I've been trying to code a UTF-16 string structure, and although the standard library provides a unicode
module, it doesn't seem to provide a way to print out a slice of u16
.
I've tried this:
const std = @import("std");
const unicode = std.unicode;
const stdout = std.io.getStdOut().outStream();
pub fn main() !void {
const unicode_str = unicode.utf8ToUtf16LeStringLiteral("😎 hello! 😎");
try stdout.print("{}\n", .{unicode_str});
}
This outputs:
[12:0]u16@202e9c
Is there a way to print a unicode string ([]u16
) without converting it back into a non-unicode string ([]u8
)?
Both []const u8
and []const u16
store encoded unicode codepoints. Unicode codepoints fit within the range 0..1,114,112 so an actual unicode string with one array index per codepoint would have to be []const u21
. utf-8 and utf-16 both require encoding for codepoints that don't fit. Unless there is a compatability reason for utf-16 (like some windows functions), you should probably be using []const u8
unicode strings.
To print utf-16 to a utf-8 stream, you have to decode utf-16 and re-encode it into utf-8. There is currently no formatting specifier to do this automatically.
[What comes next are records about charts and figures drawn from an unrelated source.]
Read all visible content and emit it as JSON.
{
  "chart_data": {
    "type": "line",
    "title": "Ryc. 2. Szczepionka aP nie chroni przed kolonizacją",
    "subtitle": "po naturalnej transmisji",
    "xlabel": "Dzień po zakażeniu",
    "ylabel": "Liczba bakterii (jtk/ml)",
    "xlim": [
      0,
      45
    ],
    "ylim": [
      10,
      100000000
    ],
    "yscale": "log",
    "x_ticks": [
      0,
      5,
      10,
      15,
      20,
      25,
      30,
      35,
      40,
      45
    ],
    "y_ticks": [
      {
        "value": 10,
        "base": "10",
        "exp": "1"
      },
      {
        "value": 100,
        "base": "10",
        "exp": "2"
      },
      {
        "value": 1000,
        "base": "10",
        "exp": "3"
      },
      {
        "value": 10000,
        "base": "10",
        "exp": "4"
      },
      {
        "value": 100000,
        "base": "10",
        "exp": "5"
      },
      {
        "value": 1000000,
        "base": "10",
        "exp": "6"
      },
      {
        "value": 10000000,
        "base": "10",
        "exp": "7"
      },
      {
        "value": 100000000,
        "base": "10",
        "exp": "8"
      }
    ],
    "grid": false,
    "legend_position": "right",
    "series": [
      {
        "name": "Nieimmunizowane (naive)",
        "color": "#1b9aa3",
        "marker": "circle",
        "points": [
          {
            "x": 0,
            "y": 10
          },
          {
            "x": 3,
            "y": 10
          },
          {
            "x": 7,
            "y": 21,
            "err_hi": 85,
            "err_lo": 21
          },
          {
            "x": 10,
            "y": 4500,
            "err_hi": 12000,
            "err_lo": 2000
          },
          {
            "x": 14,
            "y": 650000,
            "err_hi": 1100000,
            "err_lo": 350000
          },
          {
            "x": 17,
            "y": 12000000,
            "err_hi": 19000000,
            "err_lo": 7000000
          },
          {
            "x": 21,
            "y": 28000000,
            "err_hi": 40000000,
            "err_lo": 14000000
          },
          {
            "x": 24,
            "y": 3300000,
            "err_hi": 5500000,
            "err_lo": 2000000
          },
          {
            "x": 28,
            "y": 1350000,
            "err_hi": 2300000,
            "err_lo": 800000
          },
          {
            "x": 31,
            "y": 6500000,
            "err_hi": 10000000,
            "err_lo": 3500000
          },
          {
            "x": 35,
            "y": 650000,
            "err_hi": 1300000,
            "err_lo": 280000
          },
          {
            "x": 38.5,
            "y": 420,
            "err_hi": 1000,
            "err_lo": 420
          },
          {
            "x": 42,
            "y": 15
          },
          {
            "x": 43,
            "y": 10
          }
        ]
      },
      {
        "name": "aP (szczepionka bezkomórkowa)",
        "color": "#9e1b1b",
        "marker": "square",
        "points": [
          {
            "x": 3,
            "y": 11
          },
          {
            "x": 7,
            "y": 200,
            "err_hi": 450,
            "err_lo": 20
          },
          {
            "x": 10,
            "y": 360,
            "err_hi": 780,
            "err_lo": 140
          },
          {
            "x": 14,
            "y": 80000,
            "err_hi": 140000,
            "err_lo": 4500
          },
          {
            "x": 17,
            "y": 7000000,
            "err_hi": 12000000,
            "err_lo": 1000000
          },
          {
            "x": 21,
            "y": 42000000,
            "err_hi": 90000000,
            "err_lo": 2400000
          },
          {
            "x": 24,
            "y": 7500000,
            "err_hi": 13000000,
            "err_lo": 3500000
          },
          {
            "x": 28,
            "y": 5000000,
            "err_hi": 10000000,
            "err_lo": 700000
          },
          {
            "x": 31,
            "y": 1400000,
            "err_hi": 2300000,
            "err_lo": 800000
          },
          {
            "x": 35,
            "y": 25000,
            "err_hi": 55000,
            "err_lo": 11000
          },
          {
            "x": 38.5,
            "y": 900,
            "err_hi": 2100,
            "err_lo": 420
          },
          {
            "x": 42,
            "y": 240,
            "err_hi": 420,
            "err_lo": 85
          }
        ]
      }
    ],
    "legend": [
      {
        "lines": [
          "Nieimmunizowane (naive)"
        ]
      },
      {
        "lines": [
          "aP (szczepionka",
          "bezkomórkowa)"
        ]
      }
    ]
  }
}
You can either convert the entire string at once, requiring allocation:
const utf8string = try std.unicode.utf16leToUtf8Alloc(alloc, utf16le);
Or, without allocation:
var writer = std.io.getStdOut().writer();
var it = std.unicode.Utf16LeIterator.init(utf16le);
while (try it.nextCodepoint()) |codepoint| {
var buf: [4]u8 = [_]u8{undefined} ** 4;
const len = try std.unicode.utf8Encode(codepoint, &buf);
try writer.writeAll(buf[0..len]);
}
Note that this will be very slow without using a buffered writer if you are writing somewhere that requires a syscall to write.